KONSEP DARI PENGERTIAN KEMISKINAN
Konsep
dan Pengertian Kemiskinan
PENDAHULUAN
Kemiskinan
merupakan permasalahan kemanusiaan purba. Ia bersifat laten dan aktual
sekaligus. Ia telah ada sejak peradaban manusia ada dan hingga kini masih
menjadi masalah sentral di belahan bumi manapun.
Kemisikinan
merupakan faktor dominan yang mempengaruhi persoalan kemanusiaan lainnya,
seperti keterbelakangan, kebodohan, ketelantaran, kematian dini. Problema buta
hurup, putus sekolah, anak jalanan, pekerja anak, perdagangan manusia (human
trafficking) tidak bisa dipisahkan dari masalah kemiskinan.
Berbagai
upaya telah dilakukan, beragam kebijakan dan program telah disebar-terapkan,
berjumlah dana telah dikeluarkan demi menanggulangi kemiskinan. Tak terhitung
berapa kajian dan ulasan telah dilakukan di universitas, hotel berbintang, dan
tempat lainnya. Pertanyaannya mengapa kemisikinan masih menjadi bayangan buruk
wajah kemanusiaan kita hingga saat ini? Meskipun penanganan kemiskinan bukan
usaha mudah, diskusi dan penggagasan aksi-tindak tidak boleh surut kebelakang.

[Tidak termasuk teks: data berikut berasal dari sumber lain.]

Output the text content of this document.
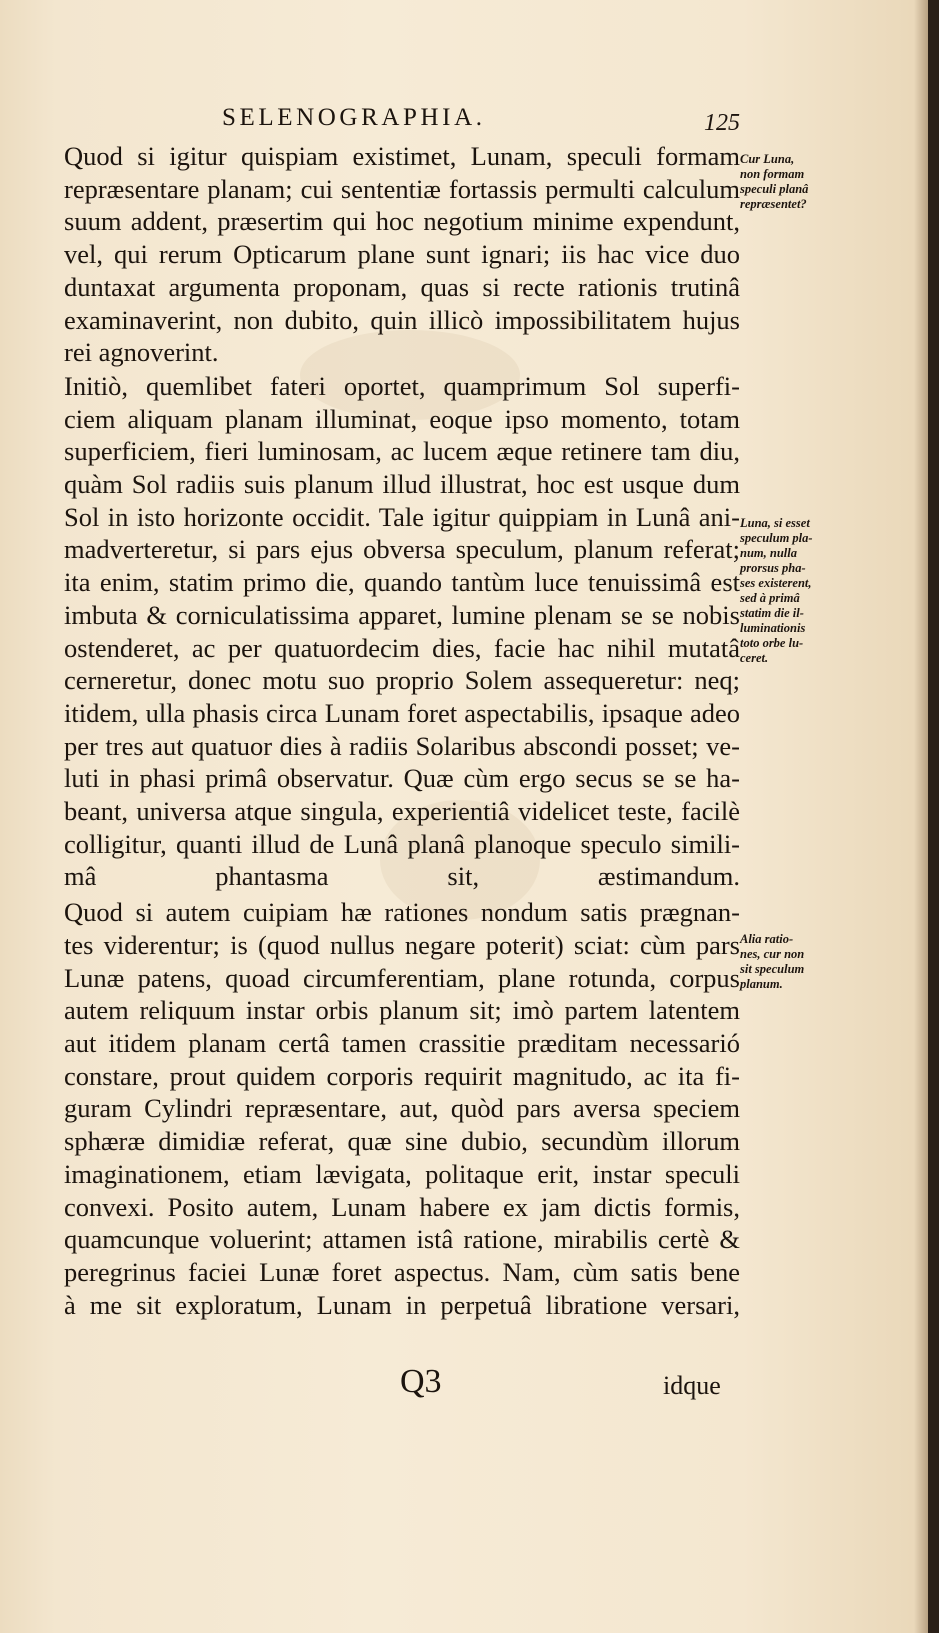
SELENOGRAPHIA.	125

Quod si igitur quispiam existimet, Lunam, speculi formam
repræsentare planam; cui sententiæ fortassis permulti calculum
suum addent, præsertim qui hoc negotium minime expendunt,
vel, qui rerum Opticarum plane sunt ignari; iis hac vice duo
duntaxat argumenta proponam, quas si recte rationis trutinâ
examinaverint, non dubito, quin illicò impossibilitatem hujus
rei agnoverint.

Initiò, quemlibet fateri oportet, quamprimum Sol superfi-
ciem aliquam planam illuminat, eoque ipso momento, totam
superficiem, fieri luminosam, ac lucem æque retinere tam diu,
quàm Sol radiis suis planum illud illustrat, hoc est usque dum
Sol in isto horizonte occidit. Tale igitur quippiam in Lunâ ani-
madverteretur, si pars ejus obversa speculum, planum referat;
ita enim, statim primo die, quando tantùm luce tenuissimâ est
imbuta & corniculatissima apparet, lumine plenam se se nobis
ostenderet, ac per quatuordecim dies, facie hac nihil mutatâ
cerneretur, donec motu suo proprio Solem assequeretur: neq;
itidem, ulla phasis circa Lunam foret aspectabilis, ipsaque adeo
per tres aut quatuor dies à radiis Solaribus abscondi posset; ve-
luti in phasi primâ observatur. Quæ cùm ergo secus se se ha-
beant, universa atque singula, experientiâ videlicet teste, facilè
colligitur, quanti illud de Lunâ planâ planoque speculo simili-
mâ phantasma sit, æstimandum.

Quod si autem cuipiam hæ rationes nondum satis prægnan-
tes viderentur; is (quod nullus negare poterit) sciat: cùm pars
Lunæ patens, quoad circumferentiam, plane rotunda, corpus
autem reliquum instar orbis planum sit; imò partem latentem
aut itidem planam certâ tamen crassitie præditam necessarió
constare, prout quidem corporis requirit magnitudo, ac ita fi-
guram Cylindri repræsentare, aut, quòd pars aversa speciem
sphæræ dimidiæ referat, quæ sine dubio, secundùm illorum
imaginationem, etiam lævigata, politaque erit, instar speculi
convexi. Posito autem, Lunam habere ex jam dictis formis,
quamcunque voluerint; attamen istâ ratione, mirabilis certè &
peregrinus faciei Lunæ foret aspectus. Nam, cùm satis bene
à me sit exploratum, Lunam in perpetuâ libratione versari,

Cur Luna,
non formam
speculi planâ
repræsentet?
Luna, si esset
speculum pla-
num, nulla
prorsus pha-
ses existerent,
sed à primâ
statim die il-
luminationis
toto orbe lu-
ceret.
Alia ratio-
nes, cur non
sit speculum
planum.
Q3	idque
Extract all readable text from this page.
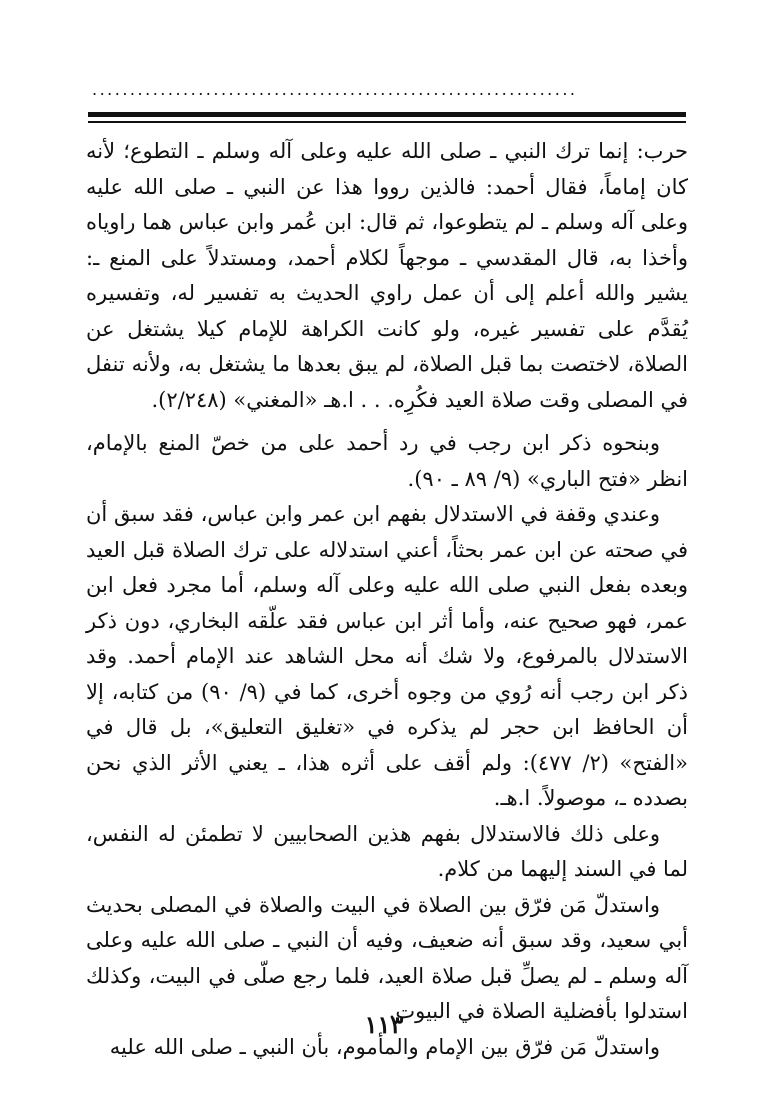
................................................................

حرب: إنما ترك النبي ـ صلى الله عليه وعلى آله وسلم ـ التطوع؛ لأنه كان إماماً، فقال أحمد: فالذين رووا هذا عن النبي ـ صلى الله عليه وعلى آله وسلم ـ لم يتطوعوا، ثم قال: ابن عُمر وابن عباس هما راوياه وأخذا به، قال المقدسي ـ موجهاً لكلام أحمد، ومستدلاً على المنع ـ: يشير والله أعلم إلى أن عمل راوي الحديث به تفسير له، وتفسيره يُقدَّم على تفسير غيره، ولو كانت الكراهة للإمام كيلا يشتغل عن الصلاة، لاختصت بما قبل الصلاة، لم يبق بعدها ما يشتغل به، ولأنه تنفل في المصلى وقت صلاة العيد فكُرِه. . . ا.هـ «المغني» (٢/٢٤٨).

وبنحوه ذكر ابن رجب في رد أحمد على من خصّ المنع بالإمام، انظر «فتح الباري» (٩/ ٨٩ ـ ٩٠).

وعندي وقفة في الاستدلال بفهم ابن عمر وابن عباس، فقد سبق أن في صحته عن ابن عمر بحثاً، أعني استدلاله على ترك الصلاة قبل العيد وبعده بفعل النبي صلى الله عليه وعلى آله وسلم، أما مجرد فعل ابن عمر، فهو صحيح عنه، وأما أثر ابن عباس فقد علّقه البخاري، دون ذكر الاستدلال بالمرفوع، ولا شك أنه محل الشاهد عند الإمام أحمد. وقد ذكر ابن رجب أنه رُوي من وجوه أخرى، كما في (٩/ ٩٠) من كتابه، إلا أن الحافظ ابن حجر لم يذكره في «تغليق التعليق»، بل قال في «الفتح» (٢/ ٤٧٧): ولم أقف على أثره هذا، ـ يعني الأثر الذي نحن بصدده ـ، موصولاً. ا.هـ.

وعلى ذلك فالاستدلال بفهم هذين الصحابيين لا تطمئن له النفس، لما في السند إليهما من كلام.

واستدلّ مَن فرّق بين الصلاة في البيت والصلاة في المصلى بحديث أبي سعيد، وقد سبق أنه ضعيف، وفيه أن النبي ـ صلى الله عليه وعلى آله وسلم ـ لم يصلِّ قبل صلاة العيد، فلما رجع صلّى في البيت، وكذلك استدلوا بأفضلية الصلاة في البيوت.

واستدلّ مَن فرّق بين الإمام والمأموم، بأن النبي ـ صلى الله عليه

١١٣
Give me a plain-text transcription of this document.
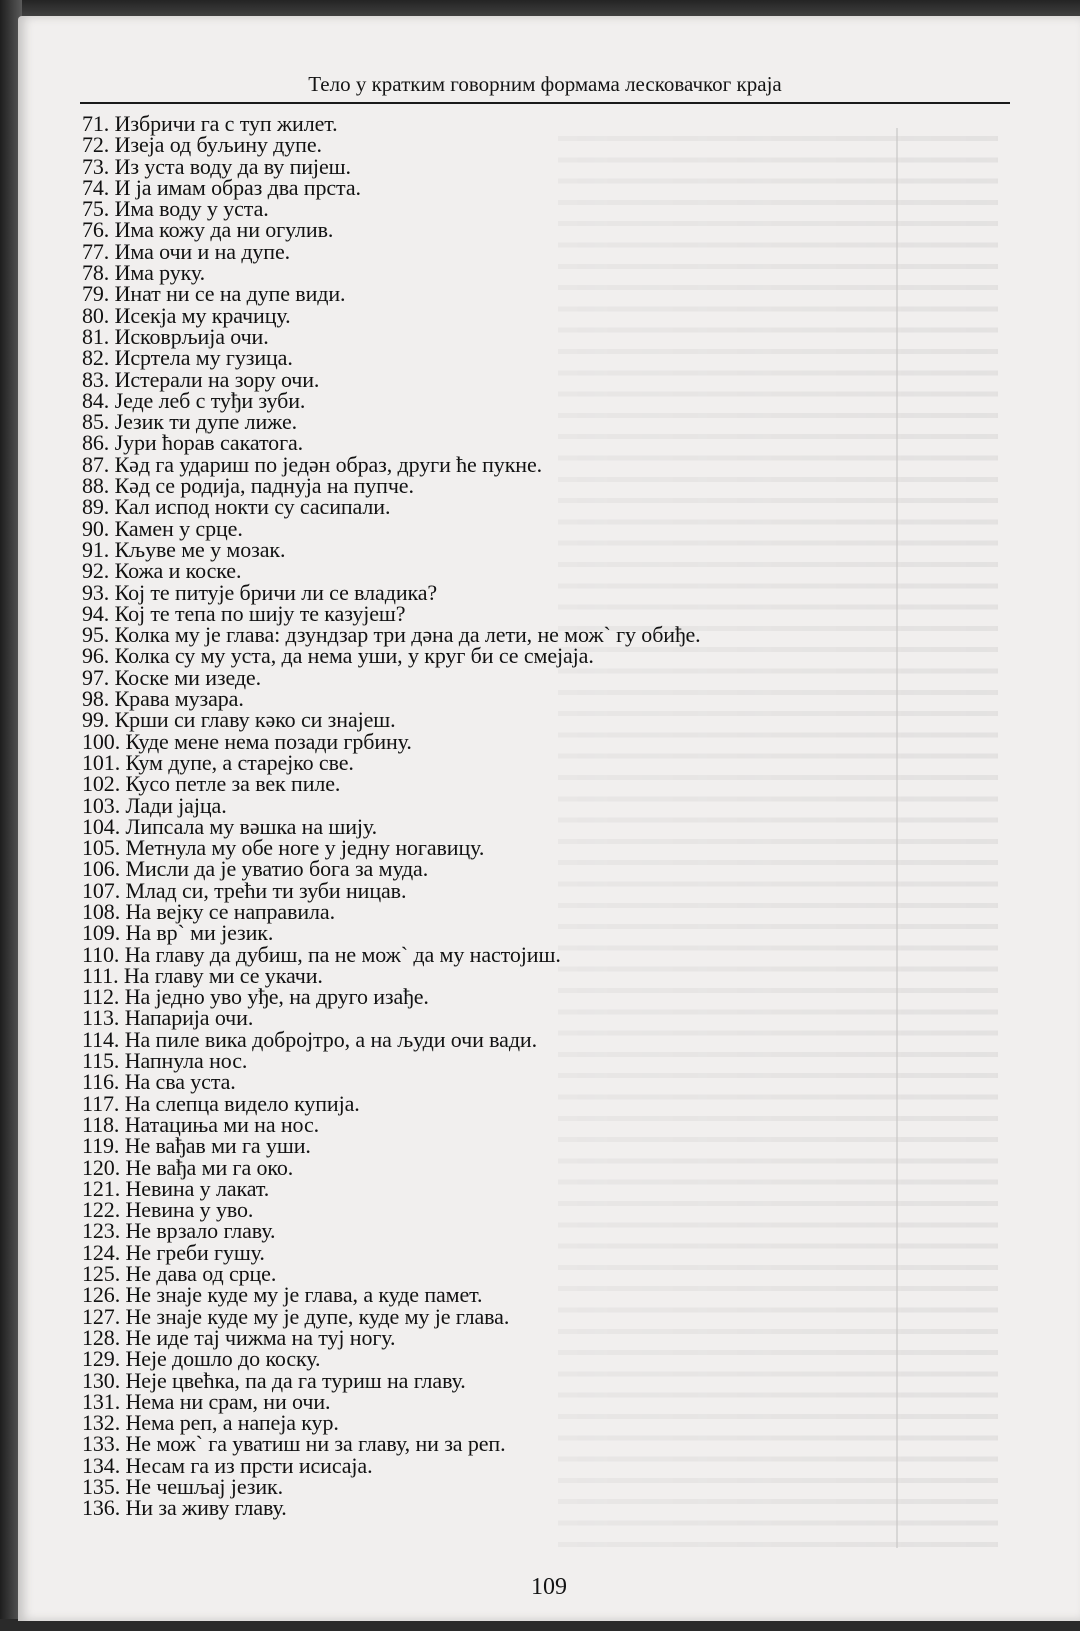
Тело у кратким говорним формама лесковачког краја
71. Избричи га с туп жилет.
72. Изеја од буљину дупе.
73. Из уста воду да ву пијеш.
74. И ја имам образ два прста.
75. Има воду у уста.
76. Има кожу да ни огулив.
77. Има очи и на дупе.
78. Има руку.
79. Инат ни се на дупе види.
80. Исекја му крачицу.
81. Исковрљија очи.
82. Исртела му гузица.
83. Истерали на зору очи.
84. Једе леб с туђи зуби.
85. Језик ти дупе лиже.
86. Јури ћорав сакатога.
87. Кәд га удариш по једән образ, други ће пукне.
88. Кәд се родија, паднуја на пупче.
89. Кал испод нокти су сасипали.
90. Камен у срце.
91. Кљуве ме у мозак.
92. Кожа и коске.
93. Кој те питује бричи ли се владика?
94. Кој те тепа по шију те казујеш?
95. Колка му је глава: дзундзар три дәна да лети, не мож` гу обиђе.
96. Колка су му уста, да нема уши, у круг би се смејаја.
97. Коске ми изеде.
98. Крава музара.
99. Крши си главу кәко си знајеш.
100. Куде мене нема позади грбину.
101. Кум дупе, а старејко све.
102. Кусо петле за век пиле.
103. Лади јајца.
104. Липсала му вәшка на шију.
105. Метнула му обе ноге у једну ногавицу.
106. Мисли да је уватио бога за муда.
107. Млад си, трећи ти зуби ницав.
108. На вејку се направила.
109. На вр` ми језик.
110. На главу да дубиш, па не мож` да му настојиш.
111. На главу ми се укачи.
112. На једно уво уђе, на друго изађе.
113. Напарија очи.
114. На пиле вика добројтро, а на људи очи вади.
115. Напнула нос.
116. На сва уста.
117. На слепца видело купија.
118. Натациња ми на нос.
119. Не вађав ми га уши.
120. Не вађа ми га око.
121. Невина у лакат.
122. Невина у уво.
123. Не врзало главу.
124. Не греби гушу.
125. Не дава од срце.
126. Не знаје куде му је глава, а куде памет.
127. Не знаје куде му је дупе, куде му је глава.
128. Не иде тај чижма на туј ногу.
129. Неје дошло до коску.
130. Неје цвећка, па да га туриш на главу.
131. Нема ни срам, ни очи.
132. Нема реп, а напеја кур.
133. Не мож` га уватиш ни за главу, ни за реп.
134. Несам га из прсти исисаја.
135. Не чешљај језик.
136. Ни за живу главу.
109
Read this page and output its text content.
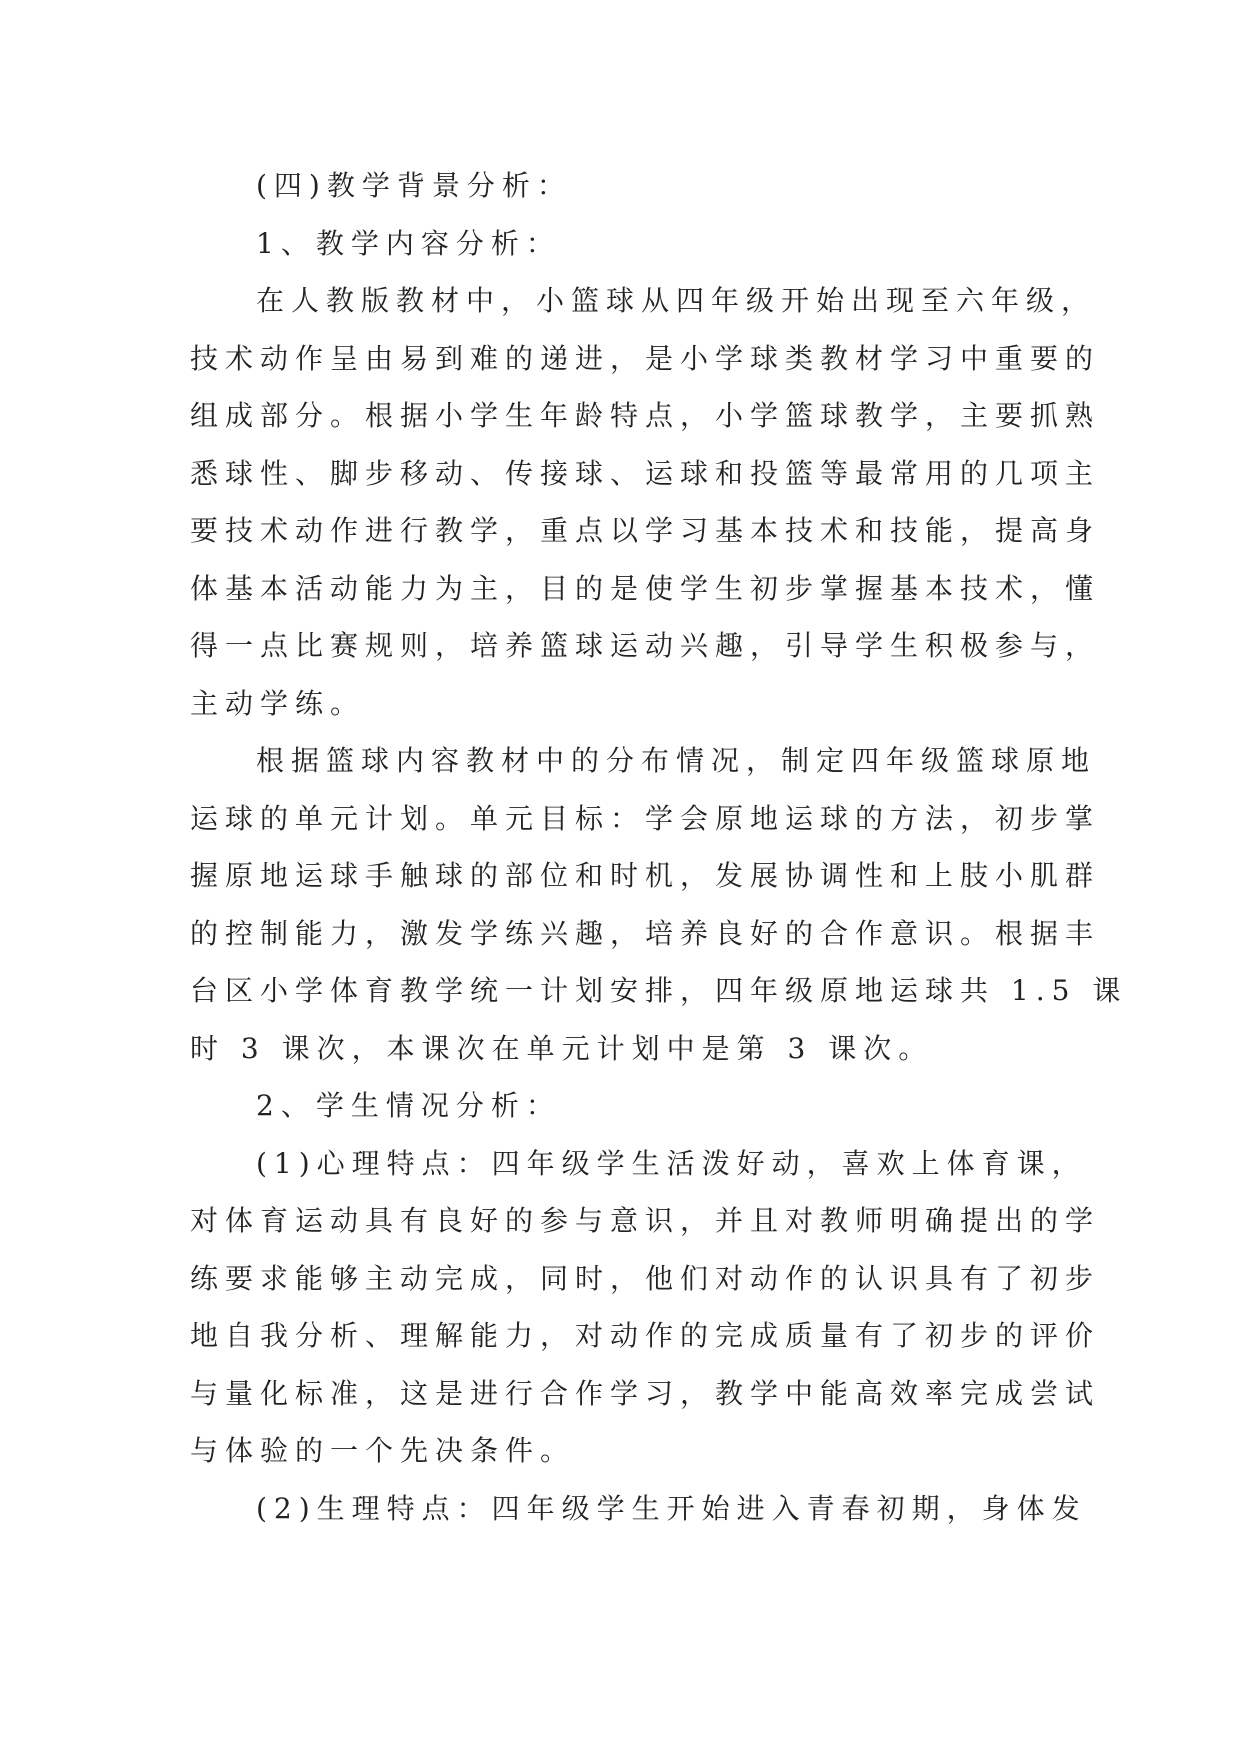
(四)教学背景分析：
1、教学内容分析：
在人教版教材中，小篮球从四年级开始出现至六年级，
技术动作呈由易到难的递进，是小学球类教材学习中重要的
组成部分。根据小学生年龄特点，小学篮球教学，主要抓熟
悉球性、脚步移动、传接球、运球和投篮等最常用的几项主
要技术动作进行教学，重点以学习基本技术和技能，提高身
体基本活动能力为主，目的是使学生初步掌握基本技术，懂
得一点比赛规则，培养篮球运动兴趣，引导学生积极参与，
主动学练。
根据篮球内容教材中的分布情况，制定四年级篮球原地
运球的单元计划。单元目标：学会原地运球的方法，初步掌
握原地运球手触球的部位和时机，发展协调性和上肢小肌群
的控制能力，激发学练兴趣，培养良好的合作意识。根据丰
台区小学体育教学统一计划安排，四年级原地运球共 1.5 课
时 3 课次，本课次在单元计划中是第 3 课次。
2、学生情况分析：
(1)心理特点：四年级学生活泼好动，喜欢上体育课，
对体育运动具有良好的参与意识，并且对教师明确提出的学
练要求能够主动完成，同时，他们对动作的认识具有了初步
地自我分析、理解能力，对动作的完成质量有了初步的评价
与量化标准，这是进行合作学习，教学中能高效率完成尝试
与体验的一个先决条件。
(2)生理特点：四年级学生开始进入青春初期，身体发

Untuk meretas jalan pensejahteraan, pemahaman mengenai konsep dan strategi
penanggulangan kemisikinan masih harus terus dikembangkan.
KEMISKINAN
Berdasarkan definisi kemiskinan dan
fakir miskin dari BPS dan Depsos (2002), jumlah penduduk miskin pada tahun 2002
mencapai 35,7 juta jiwa dan 15,6 juta jiwa (43%) diantaranya masuk kategori
fakir miskin. Secara keseluruhan, prosentase penduduk miskin dan fakir miskin
terhadap total penduduk Indonesia adalah sekira 17,6 persen dan 7,7 persen. Ini
berarti bahwa secara rata-rata jika ada 100 orang Indonesia berkumpul, sebanyak
18 orang diantaranya adalah orang miskin, yang terdiri dari 10 orang bukan
fakir miskin dan 8 orang fakir miskin (Suharto, 2004:3).
Pengertian Kemiskinan
- Kemiskinan adalah ketidakmampuan individu dalam memenuhi kebutuhan dasar minimal untuk hidup layak (BPS dan Depsos, 2002:3).
- Kemiskinan merupakan sebuah kondisi yang berada di bawah garis nilai standar kebutuhan minimum, baik untuk makanan dan non makanan, yang disebut garis kemiskinan (poverty line) atau batas kemiskinan (poverty threshold). Garis kemiskinan adalah sejumlah rupiah yang diperlukan oleh setiap individu untuk dapat membayar kebutuhan makanan setara 2100 kilo kalori per orang per hari dan kebutuhan non-makanan yang terdiri dari perumahan, pakaian, kesehatan, pendidikan, transportasi, serta aneka barang dan jasa lainnya (BPS dan Depsos,2002:4).
- Kemiskinan pada umumnya didefinisikan dari segi pendapatan dalam bentuk uang ditambah dengan keuntungan-keuntunan non-material yang diterima oleh seseorang. Secara luas kemiskinan meliputi kekurangan atau tidak memiliki pendidikan, keadaan kesehatan yang buruk, kekurangan transportasi yang dibutuhkan oleh masyarakat (SMERU dalam Suharto dkk, 2004).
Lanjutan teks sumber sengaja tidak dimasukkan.